HomeTechnologyData Science & AnalyticsWhat is Cross-Validation?
Technology·2 min·Updated Mar 16, 2026

What is Cross-Validation?

Cross-Validation

Quick Answer

Cross-Validation is a technique used to assess how well a model will perform on unseen data. It involves dividing the dataset into parts, training the model on some parts, and testing it on others to ensure it generalizes well.

Overview

Cross-Validation is essential in the field of Data Science and Analytics as it helps to evaluate the effectiveness of a predictive model. The process involves splitting the data into several subsets, called folds. The model is trained on some of these folds and tested on the remaining ones, allowing for a comprehensive assessment of its performance. This method helps to reduce overfitting, where a model performs well on training data but poorly on new, unseen data. A common approach is k-fold Cross-Validation, where the data is divided into k subsets. For example, if k is set to 5, the model is trained on 4 subsets and validated on the 1 remaining subset. This process is repeated until each subset has been used for validation, providing a more reliable estimate of the model's accuracy and robustness. Cross-Validation matters because it provides insights into how the model will perform in real-world scenarios. For instance, if a company uses a machine learning model to predict customer purchases, Cross-Validation ensures that the model can accurately predict outcomes for customers it has not seen before. This leads to better decision-making and more effective strategies based on data-driven insights.

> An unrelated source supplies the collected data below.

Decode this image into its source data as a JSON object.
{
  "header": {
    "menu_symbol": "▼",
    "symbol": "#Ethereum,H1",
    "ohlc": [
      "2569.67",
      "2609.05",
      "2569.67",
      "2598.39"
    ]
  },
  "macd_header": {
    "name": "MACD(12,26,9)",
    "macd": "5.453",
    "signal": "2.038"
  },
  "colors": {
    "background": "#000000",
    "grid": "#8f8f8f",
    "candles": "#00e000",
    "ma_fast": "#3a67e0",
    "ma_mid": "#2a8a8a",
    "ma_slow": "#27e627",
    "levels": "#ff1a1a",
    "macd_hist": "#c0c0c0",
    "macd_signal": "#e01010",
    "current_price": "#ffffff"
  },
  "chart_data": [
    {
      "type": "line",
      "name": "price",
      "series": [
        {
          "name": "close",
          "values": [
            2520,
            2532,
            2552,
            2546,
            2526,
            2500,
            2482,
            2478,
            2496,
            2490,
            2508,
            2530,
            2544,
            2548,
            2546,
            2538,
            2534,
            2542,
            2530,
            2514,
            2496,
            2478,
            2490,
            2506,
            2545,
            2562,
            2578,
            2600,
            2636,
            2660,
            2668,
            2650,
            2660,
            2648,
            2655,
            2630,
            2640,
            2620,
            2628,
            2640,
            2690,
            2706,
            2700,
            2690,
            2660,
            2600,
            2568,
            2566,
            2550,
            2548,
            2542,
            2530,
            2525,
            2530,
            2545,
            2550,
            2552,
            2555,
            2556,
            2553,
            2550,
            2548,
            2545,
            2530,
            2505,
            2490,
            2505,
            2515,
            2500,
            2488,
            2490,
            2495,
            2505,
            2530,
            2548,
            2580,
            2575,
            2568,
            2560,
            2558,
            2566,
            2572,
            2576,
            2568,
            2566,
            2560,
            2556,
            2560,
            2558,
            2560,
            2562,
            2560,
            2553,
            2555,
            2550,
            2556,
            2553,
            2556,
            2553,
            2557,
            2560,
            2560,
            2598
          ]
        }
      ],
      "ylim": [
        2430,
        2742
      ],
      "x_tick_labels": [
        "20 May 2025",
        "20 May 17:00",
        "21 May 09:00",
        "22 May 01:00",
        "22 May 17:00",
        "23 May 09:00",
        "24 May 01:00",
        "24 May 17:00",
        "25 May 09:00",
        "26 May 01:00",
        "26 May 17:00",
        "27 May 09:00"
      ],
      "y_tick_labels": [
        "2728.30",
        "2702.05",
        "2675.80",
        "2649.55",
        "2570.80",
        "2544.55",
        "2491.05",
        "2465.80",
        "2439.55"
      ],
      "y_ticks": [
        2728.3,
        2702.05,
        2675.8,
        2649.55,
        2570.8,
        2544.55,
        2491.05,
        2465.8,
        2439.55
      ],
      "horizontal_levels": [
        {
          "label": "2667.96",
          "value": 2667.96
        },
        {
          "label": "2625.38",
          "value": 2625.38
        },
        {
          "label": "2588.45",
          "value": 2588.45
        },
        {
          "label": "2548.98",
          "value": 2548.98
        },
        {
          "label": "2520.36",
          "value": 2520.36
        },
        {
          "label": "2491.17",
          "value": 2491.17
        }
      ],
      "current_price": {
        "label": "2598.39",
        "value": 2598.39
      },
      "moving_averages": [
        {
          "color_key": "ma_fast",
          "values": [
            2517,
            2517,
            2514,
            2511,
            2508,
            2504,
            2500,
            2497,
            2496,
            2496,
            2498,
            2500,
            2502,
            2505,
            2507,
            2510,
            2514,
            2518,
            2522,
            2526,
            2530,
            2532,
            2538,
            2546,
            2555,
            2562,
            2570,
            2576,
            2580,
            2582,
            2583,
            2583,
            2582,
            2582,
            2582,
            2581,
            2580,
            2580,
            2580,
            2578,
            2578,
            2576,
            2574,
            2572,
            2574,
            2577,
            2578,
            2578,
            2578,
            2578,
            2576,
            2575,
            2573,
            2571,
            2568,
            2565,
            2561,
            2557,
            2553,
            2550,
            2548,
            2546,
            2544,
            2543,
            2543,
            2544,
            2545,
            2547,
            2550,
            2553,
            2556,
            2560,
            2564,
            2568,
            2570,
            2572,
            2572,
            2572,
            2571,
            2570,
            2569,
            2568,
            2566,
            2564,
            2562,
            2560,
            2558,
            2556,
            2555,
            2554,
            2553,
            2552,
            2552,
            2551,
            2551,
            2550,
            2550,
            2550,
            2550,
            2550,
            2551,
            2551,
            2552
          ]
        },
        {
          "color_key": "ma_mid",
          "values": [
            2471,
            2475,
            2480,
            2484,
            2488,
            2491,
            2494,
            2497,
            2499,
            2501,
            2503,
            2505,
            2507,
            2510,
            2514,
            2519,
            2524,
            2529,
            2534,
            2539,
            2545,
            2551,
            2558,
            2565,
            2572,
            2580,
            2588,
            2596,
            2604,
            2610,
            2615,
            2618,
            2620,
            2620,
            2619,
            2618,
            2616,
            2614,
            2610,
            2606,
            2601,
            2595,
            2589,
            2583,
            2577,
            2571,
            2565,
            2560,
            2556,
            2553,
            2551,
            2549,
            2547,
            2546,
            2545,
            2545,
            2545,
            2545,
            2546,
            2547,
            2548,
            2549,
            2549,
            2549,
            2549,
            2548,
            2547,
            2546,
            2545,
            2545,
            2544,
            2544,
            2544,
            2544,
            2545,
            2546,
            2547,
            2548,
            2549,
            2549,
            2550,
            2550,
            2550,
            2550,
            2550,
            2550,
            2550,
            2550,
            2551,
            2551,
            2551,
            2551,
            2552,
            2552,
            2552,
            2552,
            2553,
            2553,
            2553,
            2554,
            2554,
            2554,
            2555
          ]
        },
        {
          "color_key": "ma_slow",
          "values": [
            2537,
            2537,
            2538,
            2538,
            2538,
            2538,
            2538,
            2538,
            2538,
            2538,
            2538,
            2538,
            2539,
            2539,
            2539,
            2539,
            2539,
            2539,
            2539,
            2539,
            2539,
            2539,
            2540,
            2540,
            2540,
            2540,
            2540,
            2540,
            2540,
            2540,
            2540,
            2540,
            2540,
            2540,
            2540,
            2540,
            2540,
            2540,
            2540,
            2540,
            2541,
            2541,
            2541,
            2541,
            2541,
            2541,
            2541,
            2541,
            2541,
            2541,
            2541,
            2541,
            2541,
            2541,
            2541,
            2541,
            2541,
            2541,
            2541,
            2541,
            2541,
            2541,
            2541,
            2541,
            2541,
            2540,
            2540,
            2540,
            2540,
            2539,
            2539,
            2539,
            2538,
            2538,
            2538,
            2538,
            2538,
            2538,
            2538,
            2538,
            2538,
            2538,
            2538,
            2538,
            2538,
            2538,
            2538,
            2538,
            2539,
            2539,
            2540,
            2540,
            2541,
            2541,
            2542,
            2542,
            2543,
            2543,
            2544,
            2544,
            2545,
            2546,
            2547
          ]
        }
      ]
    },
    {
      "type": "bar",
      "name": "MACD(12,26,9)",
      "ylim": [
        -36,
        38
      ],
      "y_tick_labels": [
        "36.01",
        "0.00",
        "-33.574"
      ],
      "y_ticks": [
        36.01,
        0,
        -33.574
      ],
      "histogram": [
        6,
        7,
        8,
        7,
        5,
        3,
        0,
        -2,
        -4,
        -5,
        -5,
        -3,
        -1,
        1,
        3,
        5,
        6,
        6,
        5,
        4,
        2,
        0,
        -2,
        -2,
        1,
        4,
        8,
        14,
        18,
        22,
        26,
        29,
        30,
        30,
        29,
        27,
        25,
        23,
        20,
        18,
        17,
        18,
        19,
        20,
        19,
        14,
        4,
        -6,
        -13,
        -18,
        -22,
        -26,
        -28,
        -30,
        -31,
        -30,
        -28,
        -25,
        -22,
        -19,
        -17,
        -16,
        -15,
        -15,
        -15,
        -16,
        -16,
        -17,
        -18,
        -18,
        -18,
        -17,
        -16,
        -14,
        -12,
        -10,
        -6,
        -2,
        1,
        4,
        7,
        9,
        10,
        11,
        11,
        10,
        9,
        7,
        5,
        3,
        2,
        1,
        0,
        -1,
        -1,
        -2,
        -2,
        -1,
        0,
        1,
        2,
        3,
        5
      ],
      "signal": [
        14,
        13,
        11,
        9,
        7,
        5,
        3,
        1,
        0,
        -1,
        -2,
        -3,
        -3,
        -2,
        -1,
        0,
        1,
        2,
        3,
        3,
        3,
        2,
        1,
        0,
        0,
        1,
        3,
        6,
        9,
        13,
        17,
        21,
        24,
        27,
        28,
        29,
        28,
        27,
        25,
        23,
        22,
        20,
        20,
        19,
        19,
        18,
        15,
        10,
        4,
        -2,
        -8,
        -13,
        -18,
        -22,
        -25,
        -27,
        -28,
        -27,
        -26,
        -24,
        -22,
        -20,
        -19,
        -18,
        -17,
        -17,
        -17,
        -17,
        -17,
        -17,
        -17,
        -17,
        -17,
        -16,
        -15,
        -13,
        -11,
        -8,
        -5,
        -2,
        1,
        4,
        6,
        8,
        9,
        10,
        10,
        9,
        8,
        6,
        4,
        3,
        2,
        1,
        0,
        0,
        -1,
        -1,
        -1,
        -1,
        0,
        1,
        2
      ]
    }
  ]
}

Frequently Asked Questions

The purpose of Cross-Validation is to evaluate the performance of a machine learning model on unseen data. It helps ensure that the model generalizes well and does not just memorize the training data.
In k-fold Cross-Validation, the dataset is divided into k subsets or folds. The model is trained on k-1 folds and tested on the remaining fold, and this process is repeated for each fold to obtain a comprehensive performance metric.
Cross-Validation is important because it helps to identify how well a model will perform in real-world situations. It reduces the risk of overfitting and provides a more accurate assessment of the model's predictive power.